High-sensitivity cardiac troponin concentrations at emergency department presentation in females and males with an acute cardiac outcome.

Abstract

Background There is interest in utilizing different cut-offs per sex for high-sensitivity cardiac troponin I (hs-cTnI) but less so for high-sensitivity cardiac troponin T (hs-cTnT) for patient management in the acute setting. Our objective was to assess if differences in hs-cTn concentrations exist between males and females for an acute cardiac outcome following the presentation measurement in the emergency department. Methods An observational emergency department population with hs-cTn measurements (Roche Diagnostics and Abbott Diagnostics) at presentation with seven-day outcomes for a composite acute cardiac outcome (i.e. myocardial infarction, unstable angina, ventricular arrhythmia, heart failure or cardiovascular death) (ClinicalTrials.gov: NCT01994577). Receiver operating characteristic curve analyses were performed for each sex with both hs-cTn assays. Results In those patients who had a composite acute cardiac outcome ( n = 128 females; n = 145 males), there was no difference in hs-cTn concentrations between the sexes (median [IQR] female hs-cTnT = 35 ng/L [21-69] vs. male hs-cTnT = 38 ng/L [19-77], P = 0.95; and median [IQR] female hs-cTnI = 27 ng/L [12-75] vs. male hs-cTnI = 26 ng/L [12-85], P = 0.97]. There was also no difference in the area under the curve between the hs-cTn assays and between the sexes ( P > 0.10).
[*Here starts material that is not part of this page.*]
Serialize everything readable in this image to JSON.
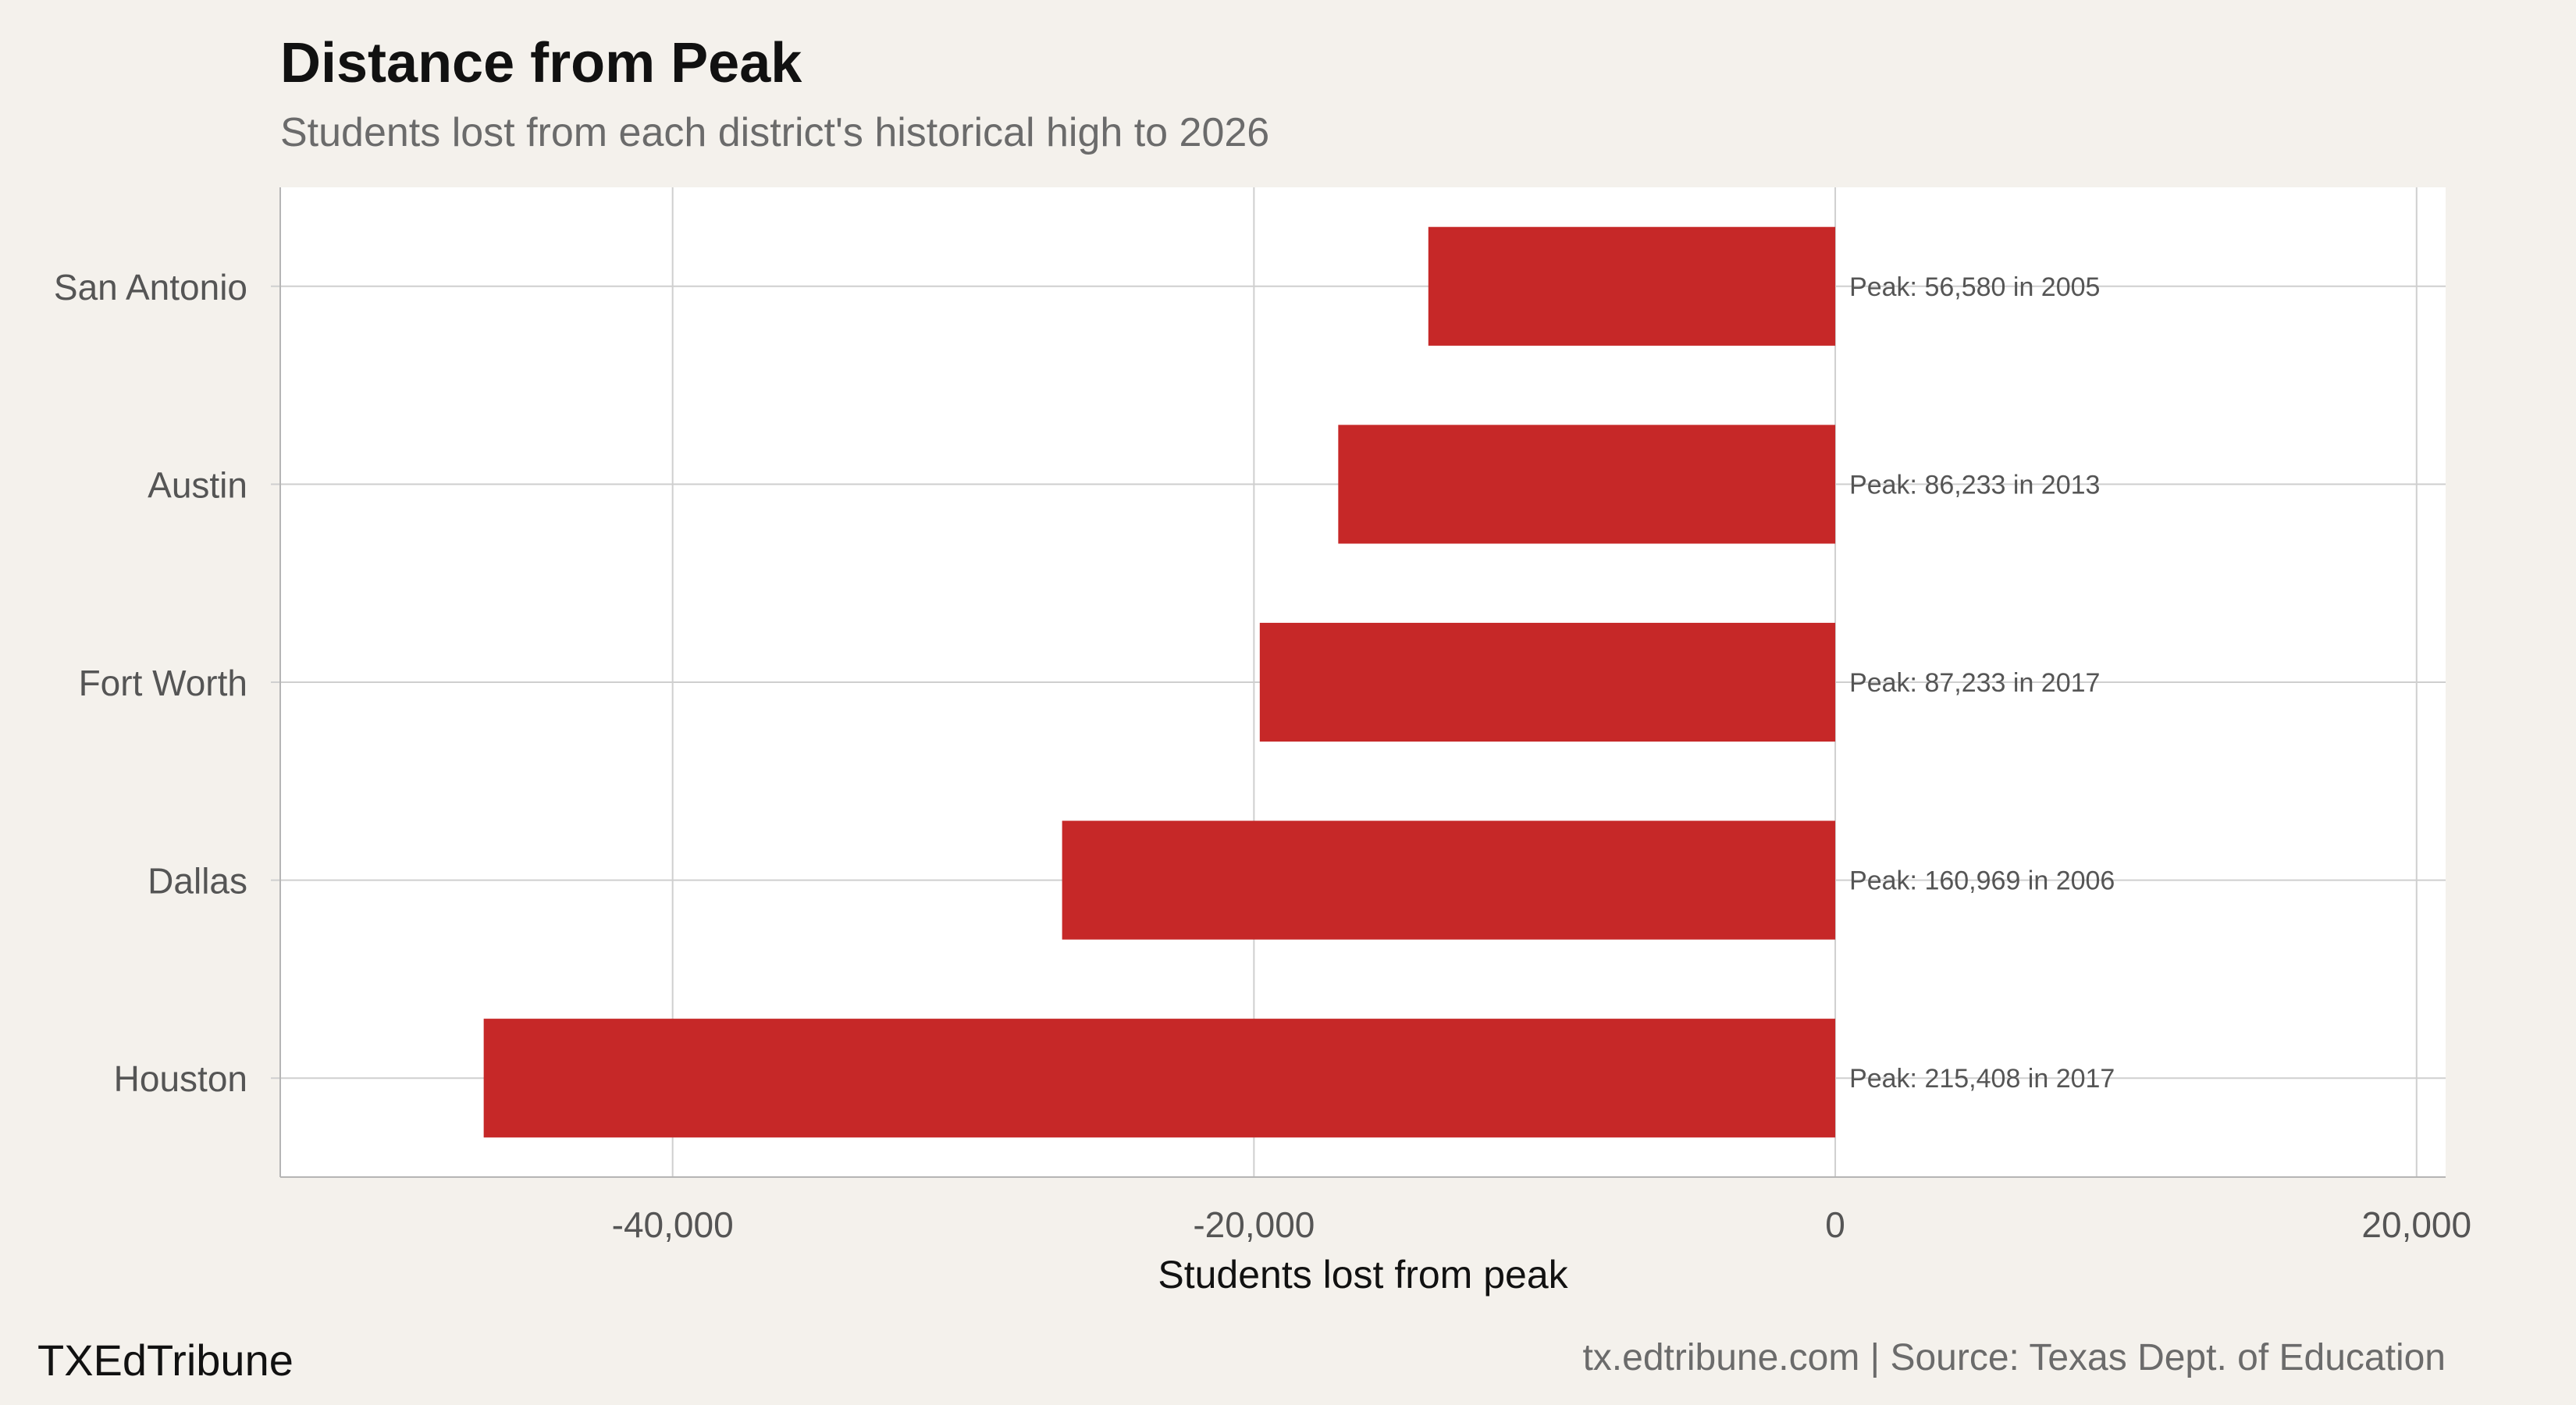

Comparing hs-cTn concentrations in those patients with the composite outcome between the sexes <60 years and ≥60 years of age also did not yield significant differences ( P > 0.70). Conclusions The concentrations and area under the curves of hs-cTnT and hs-cTnI at patient presentation in the emergency department for an acute composite cardiac outcome were similar between the sexes in this exploratory study.